What Shall We Pray? (LCQ #191)
Since our prayers are so vital to the purposes of God, since he has exalted us with his Son to be a kingdom of priests, our prayers must be more in line with his purposes, his majesty, and his omnipotence. I can think of no better summary of kingdom oriented prayers than the beautiful answer to our Larger Catechism’s 191st question – What do we pray for in the second petition? Answer: “…acknowledging ourselves and all mankind to be by nature under the dominion of sin and Satan, we pray, that the kingdom of sin and Satan may be destroyed, the gospel propagated throughout the world, the Jews called, the fullness of the Gentiles brought in; the church furnished with all gospel-officers and ordinances, purged from corruption, countenanced and maintained by the civil magistrate; that the ordinances of Christ may be purely dispensed, and made effectual to the converting of those that are yet in their sins, and the confirming, comforting, and building up of those that are already converted: that Christ would rule in our hearts here, and hasten the time of his second coming, and our reigning with him forever: and that he would be pleased so to exercise the kingdom of his power in all the world, as may be conduce to these ends.”
Endeavor to understand each one of these Bible truths and petitions.
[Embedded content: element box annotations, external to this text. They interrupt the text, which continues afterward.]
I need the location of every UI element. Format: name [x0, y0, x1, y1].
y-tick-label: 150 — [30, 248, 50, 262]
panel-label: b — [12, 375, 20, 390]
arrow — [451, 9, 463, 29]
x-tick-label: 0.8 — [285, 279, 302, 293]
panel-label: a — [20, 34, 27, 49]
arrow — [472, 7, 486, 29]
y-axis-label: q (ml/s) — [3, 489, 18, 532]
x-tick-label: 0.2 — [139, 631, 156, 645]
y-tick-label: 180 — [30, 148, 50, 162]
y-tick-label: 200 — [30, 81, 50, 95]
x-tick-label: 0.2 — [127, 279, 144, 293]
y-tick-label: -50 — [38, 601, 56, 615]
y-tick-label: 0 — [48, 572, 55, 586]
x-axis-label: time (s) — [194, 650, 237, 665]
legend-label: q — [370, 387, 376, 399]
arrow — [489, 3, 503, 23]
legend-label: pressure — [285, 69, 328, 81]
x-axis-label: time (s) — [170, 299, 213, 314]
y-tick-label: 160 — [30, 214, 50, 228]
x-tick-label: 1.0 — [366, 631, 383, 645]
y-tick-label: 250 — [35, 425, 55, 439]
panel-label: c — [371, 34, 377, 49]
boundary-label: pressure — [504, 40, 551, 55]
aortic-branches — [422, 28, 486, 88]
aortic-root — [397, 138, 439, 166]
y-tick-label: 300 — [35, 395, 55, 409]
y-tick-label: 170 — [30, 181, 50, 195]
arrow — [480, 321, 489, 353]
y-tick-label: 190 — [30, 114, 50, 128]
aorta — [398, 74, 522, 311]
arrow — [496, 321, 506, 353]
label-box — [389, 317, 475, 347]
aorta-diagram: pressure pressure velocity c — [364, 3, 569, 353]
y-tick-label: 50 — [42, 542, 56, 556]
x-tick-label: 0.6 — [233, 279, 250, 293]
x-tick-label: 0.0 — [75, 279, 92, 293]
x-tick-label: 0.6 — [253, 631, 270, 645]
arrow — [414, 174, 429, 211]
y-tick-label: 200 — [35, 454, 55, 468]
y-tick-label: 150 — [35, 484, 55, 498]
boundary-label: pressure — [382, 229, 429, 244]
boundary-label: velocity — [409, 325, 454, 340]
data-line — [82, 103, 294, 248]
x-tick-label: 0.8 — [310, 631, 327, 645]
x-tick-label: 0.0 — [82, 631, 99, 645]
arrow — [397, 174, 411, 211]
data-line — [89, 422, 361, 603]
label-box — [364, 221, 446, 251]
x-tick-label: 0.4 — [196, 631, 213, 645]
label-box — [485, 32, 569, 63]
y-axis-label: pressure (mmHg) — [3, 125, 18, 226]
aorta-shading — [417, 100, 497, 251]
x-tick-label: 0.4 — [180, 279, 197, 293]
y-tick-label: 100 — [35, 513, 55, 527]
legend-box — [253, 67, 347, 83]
Bring them into your prayers and apply them to our own times – that Satan’s kingdom of sodomy and statism may be destroyed, that his deceptions and killing in abortion may be exposed and forsaken; that the gospel of Jesus Christ would make great progress in the world, that the Lauer, Linton, Johnson, and Temple families, to name only a few, may be blessed to spread the gospel – that you and your family would spread it here, and Jesus Christ would open the womb of regeneration and convert millions in our day; that the Jewish people would forsake the rabbis and turn to Jesus Christ, and the Gentiles would forsake the Super Bowl and worship Jesus Christ. So much for which to pray! Our Lord is coming – are you praying for his return, looking forward to reigning with him, and expecting him to come on the clouds in answer to your prayer. He will. He is, All his enemies must be defeated. The Father has promised this to his Son for our sake, because he humbled himself to die on the cross for us. Worship him! Pray!